The Crop Life Cycle Starts at the Nursery
The life cycle of a crop usually begins at the nursery where propagation takes place. To ensure successful growth, an optimizer is used. This optimizer is a biostimulant, stress manager, and seed dormancy breaker. It’s a natural fermented seaweed liquid bio-fertilizer enriched with chelating NPK, natural plant hormones, amino acids, and various other beneficial elements.
Challenges in Exporting Fresh Vegetables and Herbs
Exporters of fresh vegetables and herbs face difficulties in finding products with short Post Harvest Interval (PHI) to combat issues like downy mildew, rust, and powdery mildew.
Introducing Effective Solutions
To address these challenges, we have introduced Biosure 120sl, a contact biofungicide that provides complete protection against downy mildew, rust, and anthracnose. For fresh herbs and vegetables, it is recommended to use this product at a rate of 1 liter per hectare.
Another milestone in the export industry is Explorer 3sl, a unique natural systemic fungicide that offers both preventive and curative actions. It is made from a plant extract, clove oil, which is safe to use. After spraying, the crop can be harvested within 24 hours.
Short PHI Products Preferred by Exporters
These products with a short PHI have become the preferred choice for herb and vegetable exporters. Many farmers who want to venture into the export of herbs and vegetables often wonder how to get started. Here is some advice to follow before entering this sector.
Adhering to Good Agricultural Practices (KenyaGAP)
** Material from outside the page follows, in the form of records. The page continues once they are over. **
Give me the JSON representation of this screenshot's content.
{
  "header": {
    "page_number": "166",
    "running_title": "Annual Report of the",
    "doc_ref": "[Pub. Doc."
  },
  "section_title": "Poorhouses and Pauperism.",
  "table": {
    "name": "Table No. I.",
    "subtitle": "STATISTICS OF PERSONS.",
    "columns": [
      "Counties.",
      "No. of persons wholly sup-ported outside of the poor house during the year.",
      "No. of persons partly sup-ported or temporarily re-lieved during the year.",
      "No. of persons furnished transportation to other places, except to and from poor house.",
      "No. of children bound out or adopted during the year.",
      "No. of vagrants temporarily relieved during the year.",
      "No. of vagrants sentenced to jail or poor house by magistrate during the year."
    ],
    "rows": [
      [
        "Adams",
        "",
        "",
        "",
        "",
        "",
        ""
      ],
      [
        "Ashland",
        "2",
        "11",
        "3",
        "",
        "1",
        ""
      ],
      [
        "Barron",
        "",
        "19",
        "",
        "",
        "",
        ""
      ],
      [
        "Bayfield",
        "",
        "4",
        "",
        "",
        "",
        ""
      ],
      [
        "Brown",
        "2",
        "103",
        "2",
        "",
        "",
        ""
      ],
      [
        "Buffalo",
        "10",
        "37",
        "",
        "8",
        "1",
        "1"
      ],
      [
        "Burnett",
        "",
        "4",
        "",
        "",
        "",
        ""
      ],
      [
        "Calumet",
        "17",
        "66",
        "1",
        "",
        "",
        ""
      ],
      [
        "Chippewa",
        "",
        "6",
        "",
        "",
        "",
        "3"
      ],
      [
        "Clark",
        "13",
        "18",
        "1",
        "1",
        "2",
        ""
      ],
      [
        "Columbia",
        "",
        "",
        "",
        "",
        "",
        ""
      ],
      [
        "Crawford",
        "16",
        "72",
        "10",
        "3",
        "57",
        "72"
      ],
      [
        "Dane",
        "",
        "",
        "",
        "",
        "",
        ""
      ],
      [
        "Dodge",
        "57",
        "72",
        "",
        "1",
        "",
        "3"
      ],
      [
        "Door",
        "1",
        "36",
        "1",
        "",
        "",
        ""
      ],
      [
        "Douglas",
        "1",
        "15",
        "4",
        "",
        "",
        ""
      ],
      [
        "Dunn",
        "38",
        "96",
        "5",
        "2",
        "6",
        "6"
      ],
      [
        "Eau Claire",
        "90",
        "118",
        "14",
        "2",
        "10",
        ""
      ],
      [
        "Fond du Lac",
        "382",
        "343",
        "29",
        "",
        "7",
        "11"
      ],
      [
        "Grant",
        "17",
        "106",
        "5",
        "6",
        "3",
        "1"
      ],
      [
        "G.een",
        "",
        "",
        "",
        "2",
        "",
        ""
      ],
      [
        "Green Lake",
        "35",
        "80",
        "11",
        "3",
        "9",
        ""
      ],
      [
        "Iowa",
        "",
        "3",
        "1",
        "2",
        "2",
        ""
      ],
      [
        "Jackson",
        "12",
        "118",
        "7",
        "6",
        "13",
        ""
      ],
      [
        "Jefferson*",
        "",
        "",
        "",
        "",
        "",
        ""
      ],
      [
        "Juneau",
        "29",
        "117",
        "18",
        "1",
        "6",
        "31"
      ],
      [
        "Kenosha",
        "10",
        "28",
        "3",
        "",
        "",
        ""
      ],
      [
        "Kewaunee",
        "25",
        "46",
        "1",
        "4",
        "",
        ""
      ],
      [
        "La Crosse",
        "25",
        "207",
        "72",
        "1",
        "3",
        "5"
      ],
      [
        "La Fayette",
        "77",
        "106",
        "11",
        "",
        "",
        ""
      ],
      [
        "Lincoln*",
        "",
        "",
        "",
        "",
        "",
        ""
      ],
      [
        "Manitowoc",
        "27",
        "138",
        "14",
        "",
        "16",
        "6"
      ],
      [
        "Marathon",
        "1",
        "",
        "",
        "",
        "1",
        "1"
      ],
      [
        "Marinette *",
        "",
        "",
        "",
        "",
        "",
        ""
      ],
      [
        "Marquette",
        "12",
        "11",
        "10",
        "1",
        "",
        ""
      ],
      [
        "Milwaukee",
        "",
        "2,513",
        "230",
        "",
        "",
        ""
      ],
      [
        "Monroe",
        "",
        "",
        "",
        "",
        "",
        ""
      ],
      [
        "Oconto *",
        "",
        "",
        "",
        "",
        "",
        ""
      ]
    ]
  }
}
Good Agricultural Practices (KenyaGAP) must be strictly followed, as they determine whether the produce can be sold in the export market. These practices are based on Global Good Agricultural Practices (GlobalGAP), which are recognized worldwide as a means of achieving sustainable production. KenyaGAP ensures consumer safety, environmental conservation, and social welfare. Important aspects include soil testing, using certified seeds, ensuring clean water supply, pest and disease control, and adhering to approved measures.
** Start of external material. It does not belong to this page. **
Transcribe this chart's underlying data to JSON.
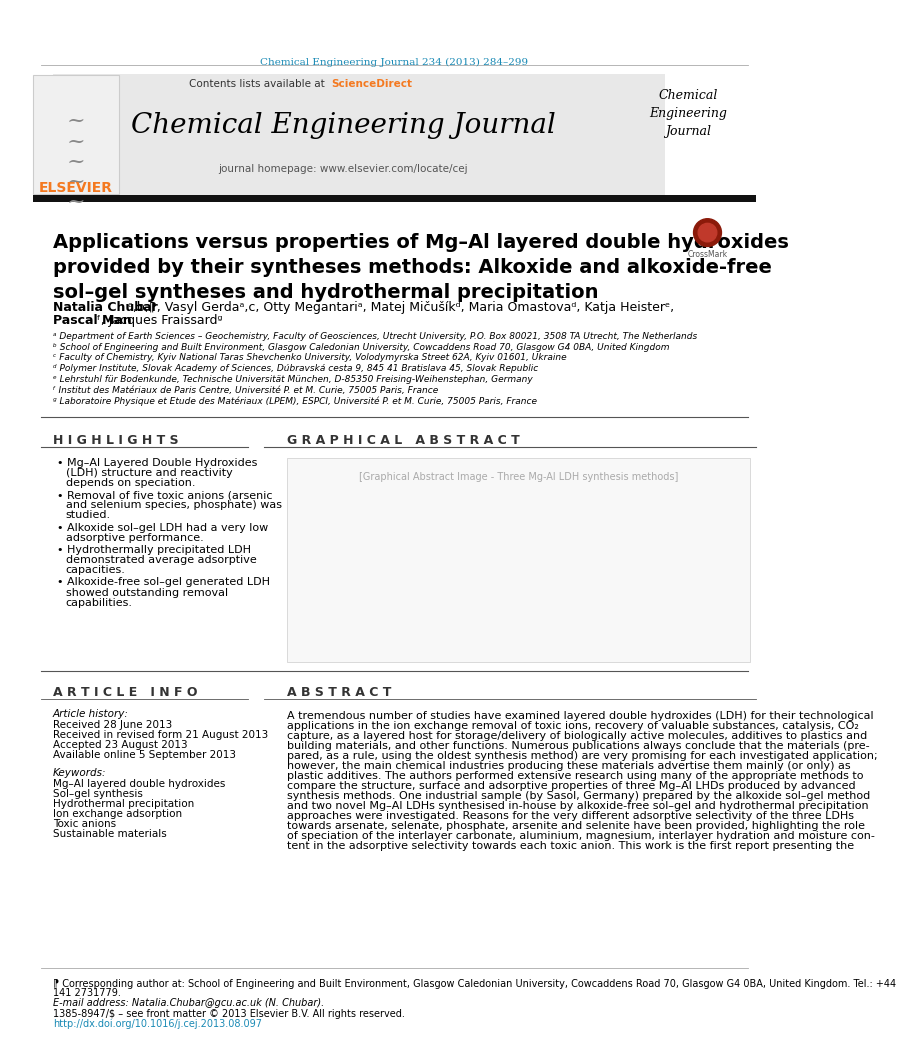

Ensuring Compliance with GAP Conditions
The Horticulture Crops Directorate (HCD) and certifying bodies such as Africert Ltd are responsible for ensuring that farmers meet GAP conditions before they can receive a compliance certificate to cultivate fresh horticulture produce for export. Farmers interested in exporting their produce must contact HCD for the necessary inspections and certifications.
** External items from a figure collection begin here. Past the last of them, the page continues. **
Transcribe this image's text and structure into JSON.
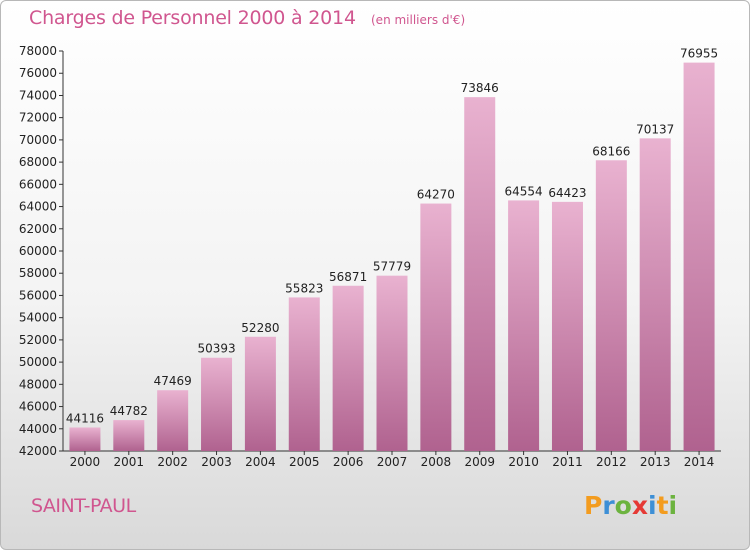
{
  "title": "Charges de Personnel 2000 à 2014",
  "subtitle": "(en milliers d'€)",
  "commune": "SAINT-PAUL",
  "logo": {
    "letters": [
      "P",
      "r",
      "o",
      "x",
      "i",
      "t",
      "i"
    ],
    "colors": [
      "#f39c1f",
      "#3d8fd6",
      "#6cb33f",
      "#e53935",
      "#3d8fd6",
      "#f39c1f",
      "#6cb33f"
    ]
  },
  "colors": {
    "bar_light": "#e9b2d0",
    "bar_dark": "#b0628f",
    "text": "#222222",
    "accent": "#d0568f"
  },
  "chart_data": {
    "type": "bar",
    "categories": [
      "2000",
      "2001",
      "2002",
      "2003",
      "2004",
      "2005",
      "2006",
      "2007",
      "2008",
      "2009",
      "2010",
      "2011",
      "2012",
      "2013",
      "2014"
    ],
    "values": [
      44116,
      44782,
      47469,
      50393,
      52280,
      55823,
      56871,
      57779,
      64270,
      73846,
      64554,
      64423,
      68166,
      70137,
      76955
    ],
    "title": "Charges de Personnel 2000 à 2014",
    "xlabel": "",
    "ylabel": "",
    "ylim": [
      42000,
      78000
    ],
    "yticks": [
      42000,
      44000,
      46000,
      48000,
      50000,
      52000,
      54000,
      56000,
      58000,
      60000,
      62000,
      64000,
      66000,
      68000,
      70000,
      72000,
      74000,
      76000,
      78000
    ],
    "grid": false,
    "data_labels": true
  }
}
National Horticulture Traceability System (HTS)
To maintain quality and transparency in the horticulture value chain, farm produce must be free from chemical traces, pests, diseases, soil or dirt residue, and wilting. Proper labeling with the names of farmers, exporters, quantity, and a traceability feature is essential. The National Horticulture Traceability System (HTS) helps identify the source of fresh produce if needed.